El caso Currentzis
Entusiasmo en Madrid con la revelación del maestro griego y el prodigio de "su" orquesta
Creo haber sido uno de los mayores detractores de Teodor Currentzis, del mismo modo que formo parte ahora de sus mayores partidarios. La conversión se explica porque mi opinión adversa al maestro griego me la proporcionó la desvinculación que existía entre sus intenciones y sus resultados cuando descendía al foso. La vehemencia del gesto, el énfasis gestual discrepaba de la reacción de los músicos a los que se dirigía.
Fueron las sensaciones que me produjo su agonía en el foso de la Opera de París. Lo había fichado Gerard Mortier después de haberlo visto dirigir en la remota Novosibirsk, pero me dio la impresión de que los profesores de la compañía parisina, burócratas de dedicación cronometrada, reacios a la experimintación, se dedicaron a sabotearlo. Currentzis se frustraba en la pretensión de hallar el claroscuro de la música de Verdi.

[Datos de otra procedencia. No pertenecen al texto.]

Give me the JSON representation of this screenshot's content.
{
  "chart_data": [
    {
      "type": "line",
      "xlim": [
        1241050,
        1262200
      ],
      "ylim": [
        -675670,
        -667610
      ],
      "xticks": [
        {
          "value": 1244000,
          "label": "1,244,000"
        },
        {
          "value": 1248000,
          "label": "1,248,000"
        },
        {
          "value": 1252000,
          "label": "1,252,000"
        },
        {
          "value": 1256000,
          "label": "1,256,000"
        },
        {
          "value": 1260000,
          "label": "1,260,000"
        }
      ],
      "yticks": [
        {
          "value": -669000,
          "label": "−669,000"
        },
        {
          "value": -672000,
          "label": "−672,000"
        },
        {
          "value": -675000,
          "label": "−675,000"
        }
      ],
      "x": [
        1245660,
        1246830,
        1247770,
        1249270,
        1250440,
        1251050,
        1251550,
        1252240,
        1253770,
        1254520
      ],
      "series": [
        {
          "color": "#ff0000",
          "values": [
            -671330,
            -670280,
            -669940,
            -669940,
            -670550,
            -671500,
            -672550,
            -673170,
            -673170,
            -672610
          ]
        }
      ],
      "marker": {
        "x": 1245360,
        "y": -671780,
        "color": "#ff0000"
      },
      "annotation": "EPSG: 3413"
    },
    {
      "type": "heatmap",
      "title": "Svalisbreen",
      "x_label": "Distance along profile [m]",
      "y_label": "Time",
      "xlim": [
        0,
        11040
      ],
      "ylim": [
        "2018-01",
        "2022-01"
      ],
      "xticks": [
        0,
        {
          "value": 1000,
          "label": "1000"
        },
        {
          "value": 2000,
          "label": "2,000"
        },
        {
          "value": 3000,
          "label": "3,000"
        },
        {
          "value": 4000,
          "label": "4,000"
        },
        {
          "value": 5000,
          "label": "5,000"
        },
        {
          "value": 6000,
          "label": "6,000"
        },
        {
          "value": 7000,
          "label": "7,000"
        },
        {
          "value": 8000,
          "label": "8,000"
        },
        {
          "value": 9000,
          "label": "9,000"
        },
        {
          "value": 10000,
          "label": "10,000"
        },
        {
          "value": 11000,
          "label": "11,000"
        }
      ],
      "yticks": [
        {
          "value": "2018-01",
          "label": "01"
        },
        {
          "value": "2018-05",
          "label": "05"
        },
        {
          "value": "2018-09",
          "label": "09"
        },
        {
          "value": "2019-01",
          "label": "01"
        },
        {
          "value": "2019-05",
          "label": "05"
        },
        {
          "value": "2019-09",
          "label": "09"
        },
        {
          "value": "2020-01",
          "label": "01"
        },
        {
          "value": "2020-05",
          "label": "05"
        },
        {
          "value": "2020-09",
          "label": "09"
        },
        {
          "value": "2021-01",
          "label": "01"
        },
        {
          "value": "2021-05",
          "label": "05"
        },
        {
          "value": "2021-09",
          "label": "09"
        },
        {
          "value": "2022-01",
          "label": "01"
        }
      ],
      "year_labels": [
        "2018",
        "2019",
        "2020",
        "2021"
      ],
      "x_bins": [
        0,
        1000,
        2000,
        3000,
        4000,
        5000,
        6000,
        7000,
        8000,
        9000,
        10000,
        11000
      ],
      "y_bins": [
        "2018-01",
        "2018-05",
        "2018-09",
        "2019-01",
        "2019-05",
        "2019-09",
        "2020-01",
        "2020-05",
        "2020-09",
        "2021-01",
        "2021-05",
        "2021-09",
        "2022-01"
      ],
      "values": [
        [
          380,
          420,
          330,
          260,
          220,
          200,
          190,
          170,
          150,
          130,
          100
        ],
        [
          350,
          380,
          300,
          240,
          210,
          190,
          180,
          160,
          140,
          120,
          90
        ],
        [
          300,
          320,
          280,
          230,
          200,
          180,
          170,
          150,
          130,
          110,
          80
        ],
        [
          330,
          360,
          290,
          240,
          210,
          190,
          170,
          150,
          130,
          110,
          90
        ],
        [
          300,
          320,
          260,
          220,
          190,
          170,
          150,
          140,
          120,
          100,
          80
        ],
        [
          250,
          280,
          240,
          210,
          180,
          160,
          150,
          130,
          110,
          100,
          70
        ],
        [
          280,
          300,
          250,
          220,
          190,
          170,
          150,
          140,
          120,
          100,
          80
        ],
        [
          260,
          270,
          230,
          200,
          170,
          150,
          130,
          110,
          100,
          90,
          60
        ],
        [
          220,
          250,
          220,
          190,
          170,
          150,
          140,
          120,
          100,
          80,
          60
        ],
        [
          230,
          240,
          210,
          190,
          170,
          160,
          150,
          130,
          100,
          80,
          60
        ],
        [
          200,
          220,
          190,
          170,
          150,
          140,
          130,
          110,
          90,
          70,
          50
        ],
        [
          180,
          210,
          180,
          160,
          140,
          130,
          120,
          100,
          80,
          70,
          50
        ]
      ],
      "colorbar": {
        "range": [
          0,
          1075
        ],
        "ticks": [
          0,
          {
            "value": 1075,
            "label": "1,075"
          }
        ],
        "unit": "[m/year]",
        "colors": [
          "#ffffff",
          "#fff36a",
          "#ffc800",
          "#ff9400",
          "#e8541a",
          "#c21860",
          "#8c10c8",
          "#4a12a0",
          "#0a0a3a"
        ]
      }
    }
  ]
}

Se explica así la impresión que a tantos nos produjo la revelación discográfica de la trilogía de Mozart/Da Ponte. Fue una sacudida, no ya porque Currentzis era capaz de explorar la ironía, el cromatismo, la tensión teatral, las corrientes subterráneas, la fertilidad del oleaje, sino porque había alumbrado en los Urales una orquesta a su imagen y semejanza. Disponía de una orquesta de autor, una especie de comuna de artistas radicada en la antigua Molotov que se prodigaba en los milagros y las proezas. Currentzis se desempeñaba como gurú, como predicador. Y me temo o me malicio que sus músicos serían capaces de sacrificarse si se lo requiriera, no hasta el extremo incendiario de los davidianos, pero sí inmolados en la cima de Masadá.
Ha sido otra vez Alfonso Aijón el pionero, el emprendedor cultural que ha traído a Currentzis con su agrupación superdotada (MusicAeterna). Ya había dirigido en el Real el maestro por iniciativa de Mortier, incluso había prodigado un memorable díptico -Iolanta/Perséfone-, pero revestía interés medirlo en el ciclo de grandes orquestas de Ibermúsica, exponerlo a un público instruido en la cultura de la excepcionalidad y la excelencia.
Se resume el acontecimiento en el silencio y en la atención. Se explica en las expresiones de entusiasmo. Y se entiende en el poder hipnótico de Currentzis, no ya sabedor del fervor que provoca entre sus súbditos, sino igualmente consciente de la devoción que exterioriza su papel de oficiante: media entre la música y el público, concibe el gran ritual seduciendo a la feligresía.
El mérito del maestro consiste en la sensación de escuchar una Cuarta de Mahler como si no la hubiéramos conocido antes. Explora sonoridades insólitas. Lee entre líneas con sentido de la clarividencia. Y requiere de los músicos una exigencia extrema. A veces los lleva al borde del precipicio, pero la orquesta nunca se le cae de las manos. Todo lo contrario, es capaz de sobrellevarla como una pluma o maniobrarla como un ejército feroz.
Currentzis dirige desde la heterodoxia, desde la radicalidad, pero sus versiones, discutidas, discutibles, tanto reflejan una vitalidad inusual en la rutina de los conciertos como enfatizan la proeza que supone haber construido una orquesta con habilidades prometéicas.
MusicAeterna es una prolongación de sus manos y de su espíritu, hasta el extremo de que el gesto de sus dedos, abriendo y recogiendo las redes como un pescador en el mar Rojo, sobrentiende la impresión de que “maneja” a los músicos con hilos invisbles. Y que los mece como una figura carismática y providencial, derivando la música a una acepción religiosa que redunda en la suspensión del espacio y del tiempo.